Cadet classes increased in racial diversity by 33%, with a 39% increase in hiring of Black Members, there was a 15% increase in cadets fluent in two-plus languages and the number of female Uniform Senior Officers increased from 18% in 2019 to 25% by the end of 2022 

“The mindset of the team from the very first day was that we wanted to ensure our organization reflects the community it serves,” said Musah. “Their hard work has supported that and the Chief’s goal of increasing diversity in the Service.”

The inaugural Police Animal Excellence Award was presented to Staff Sergeant Michael Palermo and canine partner Luke.

They were recognized for their dogged effort to find an 86-year-old man with dementia.

The man, who suffered from other underlying medical conditions, went missing from his Lawrence Ave. E. apartment building late on October 19, 2023, leaving behind his mobility devices, making him vulnerable to falls.

Adjacent to his building is a heavily wooded ravine that, when combined with his frailty and without shoes, and dressed in little clothing, presented significant and immediate safety concerns.

Palermo, along with his five-year-old canine partner Luke – a highly motived half German Shepherd, half Belgian Malinois cross – carefully assessed the hazards associated with the ravine, and began to track the man.

A steady rain made finding a track more difficult than usual, with the team gaining and losing momentum, but persisting with the search.

“We worked together for four years as partners so if there was no scent, I could tell by his reactions and body language,” Palermo said. “But from what he showed me, the intensity, the way he was pulling with his nose down to the ground, I knew there was scent; it was just a matter of taking the time and pinpointing an exact track.”

After more than an hour through brush in pitch-black conditions, they came to a ridge and Luke began barking. Using his flashlight, Detective Sargeant Palermo found the man lying down and covered in leaves, suffering from the cold, but otherwise uninjured.

Throughout it all, Superintendent Colin Greenaway said the team never lost hope in their search.

“Michael’s hard work and dedication resulted in the life of an elderly male being saved,” he said. “At no point, did he ever think of giving up.
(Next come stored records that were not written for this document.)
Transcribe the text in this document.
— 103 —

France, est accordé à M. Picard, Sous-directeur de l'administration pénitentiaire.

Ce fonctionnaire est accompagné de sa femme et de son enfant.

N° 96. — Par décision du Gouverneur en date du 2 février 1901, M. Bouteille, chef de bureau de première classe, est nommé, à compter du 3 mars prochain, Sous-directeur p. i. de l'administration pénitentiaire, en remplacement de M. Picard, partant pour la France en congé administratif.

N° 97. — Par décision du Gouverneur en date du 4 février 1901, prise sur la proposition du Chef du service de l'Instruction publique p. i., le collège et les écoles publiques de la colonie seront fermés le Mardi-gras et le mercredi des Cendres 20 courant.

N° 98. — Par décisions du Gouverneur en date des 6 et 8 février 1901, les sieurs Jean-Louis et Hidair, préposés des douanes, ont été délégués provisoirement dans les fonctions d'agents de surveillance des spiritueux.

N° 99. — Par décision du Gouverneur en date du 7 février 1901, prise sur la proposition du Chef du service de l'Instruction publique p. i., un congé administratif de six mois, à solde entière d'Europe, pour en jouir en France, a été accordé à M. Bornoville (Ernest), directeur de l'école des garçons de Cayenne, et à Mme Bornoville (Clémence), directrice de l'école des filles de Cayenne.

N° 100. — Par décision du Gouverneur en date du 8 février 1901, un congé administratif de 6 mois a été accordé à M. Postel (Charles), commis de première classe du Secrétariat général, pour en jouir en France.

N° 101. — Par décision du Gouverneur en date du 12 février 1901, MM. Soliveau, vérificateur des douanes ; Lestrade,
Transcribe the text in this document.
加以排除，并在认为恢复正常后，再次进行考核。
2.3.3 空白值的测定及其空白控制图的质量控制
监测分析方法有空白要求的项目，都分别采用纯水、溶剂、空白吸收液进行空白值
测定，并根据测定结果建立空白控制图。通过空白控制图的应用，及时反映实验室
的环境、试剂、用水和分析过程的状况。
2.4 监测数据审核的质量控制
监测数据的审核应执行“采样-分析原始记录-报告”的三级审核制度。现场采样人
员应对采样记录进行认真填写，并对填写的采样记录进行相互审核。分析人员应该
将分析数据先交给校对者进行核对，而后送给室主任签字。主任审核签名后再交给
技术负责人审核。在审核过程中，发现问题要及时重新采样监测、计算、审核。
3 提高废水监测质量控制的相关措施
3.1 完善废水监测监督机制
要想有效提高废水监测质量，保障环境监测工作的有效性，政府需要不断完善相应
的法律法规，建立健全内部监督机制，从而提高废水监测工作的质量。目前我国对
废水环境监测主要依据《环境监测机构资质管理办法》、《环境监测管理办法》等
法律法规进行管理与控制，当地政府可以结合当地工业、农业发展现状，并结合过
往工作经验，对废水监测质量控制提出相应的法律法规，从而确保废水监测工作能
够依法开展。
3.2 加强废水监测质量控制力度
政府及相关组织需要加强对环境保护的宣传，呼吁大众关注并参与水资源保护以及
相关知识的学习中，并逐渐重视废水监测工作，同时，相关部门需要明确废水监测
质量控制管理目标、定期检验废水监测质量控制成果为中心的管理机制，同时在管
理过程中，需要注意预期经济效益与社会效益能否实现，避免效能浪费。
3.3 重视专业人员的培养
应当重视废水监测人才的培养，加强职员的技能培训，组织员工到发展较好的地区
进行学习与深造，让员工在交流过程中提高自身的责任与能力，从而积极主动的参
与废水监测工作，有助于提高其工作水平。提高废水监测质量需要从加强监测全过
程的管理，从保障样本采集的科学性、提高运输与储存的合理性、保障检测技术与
His genuine care for the community kept him focused, despite the odds that faced him.”

The Toronto Board of Trade created the Police Excellence Awards in 1967.

“For many of you here tonight, this is the first time being recognized for doing something that you didn’t think twice about doing and, in most cases, will do all over again if the situation presents itself,” said Police Excellence Awards Committee Chair Chris Worth. “I want you to know that every time you put on that uniform, go out and you uphold the commitment to service, you put others’ lives and livelihood ahead of your own. You represent what it means to be an outstanding member of one of the best police services in the world.”